Он глядел на моего хозяина вот как: с профессиональным любопытством, с готовностью принять, не споря, свой удел, но и с оттенком легкой беззлобной насмешки. Смотрел, одним словом, как сообщник, видавший разные виды. Смотрел сейчас, как уже десятки раз – раньше, как перед любой из тех атак, в которую они с капитаном Алатристе шли бок о бок. И сейчас будто говорил ему без слов: «Вот наша траншея, наш бастион или редут, и люди уже глубоко вздохнули, прежде чем стиснуть зубы, выскочить на простреливаемый гласис и броситься в брешь, а твое дело сказать: «Испания и Сантьяго, а кто последний – тот последний козел». Или что там еще говорится в таких случаях».

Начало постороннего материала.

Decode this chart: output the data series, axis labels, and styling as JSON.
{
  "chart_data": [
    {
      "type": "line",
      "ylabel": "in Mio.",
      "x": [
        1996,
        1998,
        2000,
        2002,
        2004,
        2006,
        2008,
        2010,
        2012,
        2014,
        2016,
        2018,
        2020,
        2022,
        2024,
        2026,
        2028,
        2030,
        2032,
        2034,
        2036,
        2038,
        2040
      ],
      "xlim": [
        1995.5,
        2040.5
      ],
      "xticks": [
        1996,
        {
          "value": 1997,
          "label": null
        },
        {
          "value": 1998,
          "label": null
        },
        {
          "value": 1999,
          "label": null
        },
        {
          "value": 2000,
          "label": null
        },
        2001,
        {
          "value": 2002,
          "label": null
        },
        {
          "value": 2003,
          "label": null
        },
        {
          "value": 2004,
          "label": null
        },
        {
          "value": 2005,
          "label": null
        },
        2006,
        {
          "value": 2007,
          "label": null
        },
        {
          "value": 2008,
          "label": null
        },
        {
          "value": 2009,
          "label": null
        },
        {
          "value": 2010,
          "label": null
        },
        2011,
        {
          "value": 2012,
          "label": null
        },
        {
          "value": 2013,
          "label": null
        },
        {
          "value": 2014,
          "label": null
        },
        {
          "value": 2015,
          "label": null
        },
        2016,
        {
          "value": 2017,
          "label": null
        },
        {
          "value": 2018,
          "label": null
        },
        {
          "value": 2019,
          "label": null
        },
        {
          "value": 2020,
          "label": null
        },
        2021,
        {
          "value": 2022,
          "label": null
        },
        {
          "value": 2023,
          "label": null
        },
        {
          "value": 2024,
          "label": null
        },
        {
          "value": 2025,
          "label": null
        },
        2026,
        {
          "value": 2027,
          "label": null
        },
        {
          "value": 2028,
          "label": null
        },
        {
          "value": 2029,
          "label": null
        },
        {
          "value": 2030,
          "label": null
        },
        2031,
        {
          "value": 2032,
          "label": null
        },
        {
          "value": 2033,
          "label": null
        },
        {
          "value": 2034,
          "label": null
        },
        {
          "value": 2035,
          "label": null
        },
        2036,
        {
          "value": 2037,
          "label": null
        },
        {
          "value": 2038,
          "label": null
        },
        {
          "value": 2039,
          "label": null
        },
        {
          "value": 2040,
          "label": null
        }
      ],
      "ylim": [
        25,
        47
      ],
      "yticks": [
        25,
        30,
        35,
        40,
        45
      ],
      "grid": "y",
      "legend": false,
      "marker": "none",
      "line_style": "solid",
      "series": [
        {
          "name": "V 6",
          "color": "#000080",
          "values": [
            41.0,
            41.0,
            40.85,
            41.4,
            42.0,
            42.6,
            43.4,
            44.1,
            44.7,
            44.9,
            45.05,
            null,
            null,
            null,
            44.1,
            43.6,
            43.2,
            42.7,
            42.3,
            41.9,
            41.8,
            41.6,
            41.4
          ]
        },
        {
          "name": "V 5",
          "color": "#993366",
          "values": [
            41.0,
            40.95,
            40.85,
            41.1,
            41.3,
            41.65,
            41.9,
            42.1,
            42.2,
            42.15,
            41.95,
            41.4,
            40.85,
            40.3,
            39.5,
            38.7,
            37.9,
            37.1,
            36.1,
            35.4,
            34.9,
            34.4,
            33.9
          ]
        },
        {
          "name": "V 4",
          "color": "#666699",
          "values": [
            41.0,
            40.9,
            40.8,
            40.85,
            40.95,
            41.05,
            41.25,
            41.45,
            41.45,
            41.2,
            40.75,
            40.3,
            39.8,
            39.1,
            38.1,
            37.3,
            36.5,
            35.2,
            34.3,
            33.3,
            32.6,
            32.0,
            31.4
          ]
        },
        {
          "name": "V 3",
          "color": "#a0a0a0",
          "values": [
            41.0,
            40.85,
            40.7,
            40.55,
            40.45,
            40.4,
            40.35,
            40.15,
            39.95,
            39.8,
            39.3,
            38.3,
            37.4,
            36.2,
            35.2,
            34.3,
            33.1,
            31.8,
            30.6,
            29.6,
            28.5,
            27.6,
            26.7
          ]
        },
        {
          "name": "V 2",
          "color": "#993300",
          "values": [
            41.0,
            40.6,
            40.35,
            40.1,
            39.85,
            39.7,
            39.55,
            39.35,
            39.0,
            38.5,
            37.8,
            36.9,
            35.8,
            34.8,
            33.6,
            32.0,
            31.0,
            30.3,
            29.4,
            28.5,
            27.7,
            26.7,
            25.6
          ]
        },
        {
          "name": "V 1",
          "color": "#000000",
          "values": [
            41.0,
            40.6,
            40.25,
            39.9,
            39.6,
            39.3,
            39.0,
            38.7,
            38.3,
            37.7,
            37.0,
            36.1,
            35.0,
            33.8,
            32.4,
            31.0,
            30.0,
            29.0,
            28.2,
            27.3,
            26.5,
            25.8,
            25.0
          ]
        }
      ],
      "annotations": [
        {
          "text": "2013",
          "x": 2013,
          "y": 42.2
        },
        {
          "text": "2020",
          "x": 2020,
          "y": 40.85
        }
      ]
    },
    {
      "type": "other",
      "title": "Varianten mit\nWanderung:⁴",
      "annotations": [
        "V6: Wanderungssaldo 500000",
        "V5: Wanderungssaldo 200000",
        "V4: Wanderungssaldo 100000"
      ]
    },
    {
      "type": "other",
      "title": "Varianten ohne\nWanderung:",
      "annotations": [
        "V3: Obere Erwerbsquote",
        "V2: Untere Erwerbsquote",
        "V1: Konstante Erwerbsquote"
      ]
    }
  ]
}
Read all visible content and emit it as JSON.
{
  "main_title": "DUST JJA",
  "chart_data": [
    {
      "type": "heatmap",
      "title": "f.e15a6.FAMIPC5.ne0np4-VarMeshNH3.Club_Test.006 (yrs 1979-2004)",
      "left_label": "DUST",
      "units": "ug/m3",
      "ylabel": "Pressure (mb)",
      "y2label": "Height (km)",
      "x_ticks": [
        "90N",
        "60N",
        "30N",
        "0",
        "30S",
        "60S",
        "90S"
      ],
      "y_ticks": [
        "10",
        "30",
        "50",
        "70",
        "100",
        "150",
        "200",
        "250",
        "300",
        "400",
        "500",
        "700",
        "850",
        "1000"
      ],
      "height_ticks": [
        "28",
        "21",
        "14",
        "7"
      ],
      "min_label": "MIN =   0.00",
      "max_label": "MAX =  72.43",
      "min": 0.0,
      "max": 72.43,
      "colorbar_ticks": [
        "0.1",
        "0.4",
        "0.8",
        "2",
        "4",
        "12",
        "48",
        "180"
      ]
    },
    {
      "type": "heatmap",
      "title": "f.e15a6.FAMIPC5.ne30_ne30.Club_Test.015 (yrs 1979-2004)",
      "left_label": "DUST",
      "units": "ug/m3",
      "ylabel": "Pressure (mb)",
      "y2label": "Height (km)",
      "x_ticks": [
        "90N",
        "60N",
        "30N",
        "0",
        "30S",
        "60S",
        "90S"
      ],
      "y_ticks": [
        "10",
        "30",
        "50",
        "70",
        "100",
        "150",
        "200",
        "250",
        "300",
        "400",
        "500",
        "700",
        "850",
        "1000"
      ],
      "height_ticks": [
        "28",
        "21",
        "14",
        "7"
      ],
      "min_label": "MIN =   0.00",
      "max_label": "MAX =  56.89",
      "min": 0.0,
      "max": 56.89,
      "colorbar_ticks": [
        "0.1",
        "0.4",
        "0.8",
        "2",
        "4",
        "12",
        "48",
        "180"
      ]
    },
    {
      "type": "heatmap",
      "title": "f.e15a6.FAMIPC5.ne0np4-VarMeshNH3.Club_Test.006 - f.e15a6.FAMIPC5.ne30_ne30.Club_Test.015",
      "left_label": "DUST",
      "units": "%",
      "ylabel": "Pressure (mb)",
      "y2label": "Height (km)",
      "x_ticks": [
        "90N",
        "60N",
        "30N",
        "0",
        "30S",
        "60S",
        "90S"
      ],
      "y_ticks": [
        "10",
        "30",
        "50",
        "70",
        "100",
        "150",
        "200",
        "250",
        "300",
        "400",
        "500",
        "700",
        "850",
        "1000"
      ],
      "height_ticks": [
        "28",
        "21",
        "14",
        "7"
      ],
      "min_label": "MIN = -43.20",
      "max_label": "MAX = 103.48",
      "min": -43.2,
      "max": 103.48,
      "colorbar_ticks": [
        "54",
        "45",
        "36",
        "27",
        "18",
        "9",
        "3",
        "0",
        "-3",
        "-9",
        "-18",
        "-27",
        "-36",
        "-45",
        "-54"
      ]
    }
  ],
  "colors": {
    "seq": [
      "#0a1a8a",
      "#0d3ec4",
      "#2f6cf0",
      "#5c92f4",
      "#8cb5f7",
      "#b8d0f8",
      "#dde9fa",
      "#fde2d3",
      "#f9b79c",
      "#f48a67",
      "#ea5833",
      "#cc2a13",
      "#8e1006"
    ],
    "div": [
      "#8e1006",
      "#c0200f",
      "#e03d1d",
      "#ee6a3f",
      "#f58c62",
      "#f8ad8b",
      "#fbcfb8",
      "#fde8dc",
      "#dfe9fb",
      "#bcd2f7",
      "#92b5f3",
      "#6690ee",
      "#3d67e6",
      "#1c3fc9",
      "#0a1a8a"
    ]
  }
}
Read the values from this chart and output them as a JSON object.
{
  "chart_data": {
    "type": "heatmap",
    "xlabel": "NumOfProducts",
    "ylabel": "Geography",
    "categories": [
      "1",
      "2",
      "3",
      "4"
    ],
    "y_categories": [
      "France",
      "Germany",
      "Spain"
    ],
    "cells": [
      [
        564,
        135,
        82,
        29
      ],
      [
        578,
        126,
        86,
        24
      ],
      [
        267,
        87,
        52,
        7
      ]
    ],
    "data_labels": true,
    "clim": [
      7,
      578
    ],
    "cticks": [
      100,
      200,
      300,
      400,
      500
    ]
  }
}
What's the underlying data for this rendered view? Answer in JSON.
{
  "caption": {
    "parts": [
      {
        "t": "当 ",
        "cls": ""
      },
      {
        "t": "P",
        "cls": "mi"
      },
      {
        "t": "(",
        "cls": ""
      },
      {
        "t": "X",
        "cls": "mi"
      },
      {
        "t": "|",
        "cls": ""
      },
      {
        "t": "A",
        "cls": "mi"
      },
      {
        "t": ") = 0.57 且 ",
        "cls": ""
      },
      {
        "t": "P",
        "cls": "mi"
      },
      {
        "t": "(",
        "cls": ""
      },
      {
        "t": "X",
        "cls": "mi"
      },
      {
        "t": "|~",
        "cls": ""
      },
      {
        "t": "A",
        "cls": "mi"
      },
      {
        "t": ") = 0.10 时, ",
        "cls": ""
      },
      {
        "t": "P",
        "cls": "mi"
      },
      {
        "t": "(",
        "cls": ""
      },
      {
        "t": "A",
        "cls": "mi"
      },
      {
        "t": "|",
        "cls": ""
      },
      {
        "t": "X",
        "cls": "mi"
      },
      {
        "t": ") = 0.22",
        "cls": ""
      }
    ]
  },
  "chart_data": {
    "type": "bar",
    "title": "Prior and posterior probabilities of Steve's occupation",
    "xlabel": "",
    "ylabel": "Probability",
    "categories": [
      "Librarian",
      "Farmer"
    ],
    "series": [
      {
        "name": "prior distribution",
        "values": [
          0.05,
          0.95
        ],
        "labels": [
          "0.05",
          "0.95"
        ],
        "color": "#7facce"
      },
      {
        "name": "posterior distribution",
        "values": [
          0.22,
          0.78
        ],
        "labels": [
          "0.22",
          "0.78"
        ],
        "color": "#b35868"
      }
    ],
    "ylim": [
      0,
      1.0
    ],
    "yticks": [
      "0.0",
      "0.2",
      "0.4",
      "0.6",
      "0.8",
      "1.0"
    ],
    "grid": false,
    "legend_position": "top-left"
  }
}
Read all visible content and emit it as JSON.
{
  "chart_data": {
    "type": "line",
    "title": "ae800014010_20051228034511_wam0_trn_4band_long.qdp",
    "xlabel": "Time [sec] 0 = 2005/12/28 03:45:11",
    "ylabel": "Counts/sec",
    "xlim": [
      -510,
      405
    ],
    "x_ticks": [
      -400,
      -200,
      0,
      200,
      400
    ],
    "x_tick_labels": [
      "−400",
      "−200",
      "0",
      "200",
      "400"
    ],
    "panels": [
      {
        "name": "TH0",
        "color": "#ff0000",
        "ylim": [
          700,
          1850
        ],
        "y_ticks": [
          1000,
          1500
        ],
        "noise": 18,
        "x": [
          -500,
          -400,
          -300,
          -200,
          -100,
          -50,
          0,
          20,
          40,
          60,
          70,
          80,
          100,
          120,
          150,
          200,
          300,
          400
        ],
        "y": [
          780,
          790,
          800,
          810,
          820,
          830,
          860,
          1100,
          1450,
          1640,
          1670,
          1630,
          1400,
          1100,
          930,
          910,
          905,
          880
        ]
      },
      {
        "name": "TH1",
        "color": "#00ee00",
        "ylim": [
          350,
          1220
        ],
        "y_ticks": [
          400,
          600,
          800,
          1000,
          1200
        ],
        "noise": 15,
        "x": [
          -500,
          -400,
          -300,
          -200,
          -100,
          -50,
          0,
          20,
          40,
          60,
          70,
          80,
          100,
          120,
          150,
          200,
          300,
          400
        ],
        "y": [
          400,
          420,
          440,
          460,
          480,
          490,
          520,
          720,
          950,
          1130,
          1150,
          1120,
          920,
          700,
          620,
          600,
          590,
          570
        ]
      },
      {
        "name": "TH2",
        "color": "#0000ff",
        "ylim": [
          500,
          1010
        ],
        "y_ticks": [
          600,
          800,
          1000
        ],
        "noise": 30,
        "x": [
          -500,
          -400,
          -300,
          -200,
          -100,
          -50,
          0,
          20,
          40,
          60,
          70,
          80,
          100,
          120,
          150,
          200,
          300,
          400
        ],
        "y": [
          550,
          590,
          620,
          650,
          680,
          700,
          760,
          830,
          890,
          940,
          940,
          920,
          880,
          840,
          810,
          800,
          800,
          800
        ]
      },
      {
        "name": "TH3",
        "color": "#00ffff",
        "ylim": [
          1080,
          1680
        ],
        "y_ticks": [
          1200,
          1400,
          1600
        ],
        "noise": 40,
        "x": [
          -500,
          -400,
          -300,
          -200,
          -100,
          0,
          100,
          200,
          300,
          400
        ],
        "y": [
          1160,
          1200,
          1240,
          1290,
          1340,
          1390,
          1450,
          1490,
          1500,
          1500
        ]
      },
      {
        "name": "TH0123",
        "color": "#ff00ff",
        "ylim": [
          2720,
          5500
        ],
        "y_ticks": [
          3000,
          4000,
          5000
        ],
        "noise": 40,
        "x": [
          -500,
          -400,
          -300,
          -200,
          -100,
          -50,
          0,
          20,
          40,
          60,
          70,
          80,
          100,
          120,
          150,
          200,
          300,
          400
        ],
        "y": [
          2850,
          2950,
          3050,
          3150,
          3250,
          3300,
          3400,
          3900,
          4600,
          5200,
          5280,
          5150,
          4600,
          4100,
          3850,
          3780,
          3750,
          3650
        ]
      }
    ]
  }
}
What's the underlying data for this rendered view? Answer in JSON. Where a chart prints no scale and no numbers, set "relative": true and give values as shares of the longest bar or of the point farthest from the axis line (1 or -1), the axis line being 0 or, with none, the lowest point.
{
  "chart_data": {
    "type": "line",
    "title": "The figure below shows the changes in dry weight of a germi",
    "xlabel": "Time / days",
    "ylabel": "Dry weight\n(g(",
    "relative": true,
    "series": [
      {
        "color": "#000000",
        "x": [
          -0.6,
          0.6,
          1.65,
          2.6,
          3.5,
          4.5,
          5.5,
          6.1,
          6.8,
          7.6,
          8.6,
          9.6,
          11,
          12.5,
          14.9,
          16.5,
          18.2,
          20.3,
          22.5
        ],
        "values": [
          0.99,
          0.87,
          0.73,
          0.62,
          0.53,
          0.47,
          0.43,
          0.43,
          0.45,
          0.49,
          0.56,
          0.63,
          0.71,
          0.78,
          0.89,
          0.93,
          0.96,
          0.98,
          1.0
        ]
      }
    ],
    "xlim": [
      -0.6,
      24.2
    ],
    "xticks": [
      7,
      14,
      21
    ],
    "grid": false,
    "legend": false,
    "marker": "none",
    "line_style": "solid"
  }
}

Капитан Алатристе взглянул на старого однополчанина, как будто без труда прочел его мысли, и понимающе улыбнулся – одними глазами. Провел двумя пальцами по усам, посмотрел в непроницаемое лицо Гурриато-мавра, чей бритый череп блестел в маслянистом свете таверны, слегка кивнул Хуану Зенаррузабейтии и трем товарищам за соседним столом. Потом затянутой в перчатку рукой накрыл мою руку, взглянул в глаза. И показалось мне, в его глазах на миг блеснула теплая искорка. Я кивнул по примеру остальных, и этот огонек приязни, если и был, тускнел и мерк, покуда Алатристе убирал руку и поднимался из-за стола. Не пожелав никому удачи и вообще не разомкнув уста, он удалился.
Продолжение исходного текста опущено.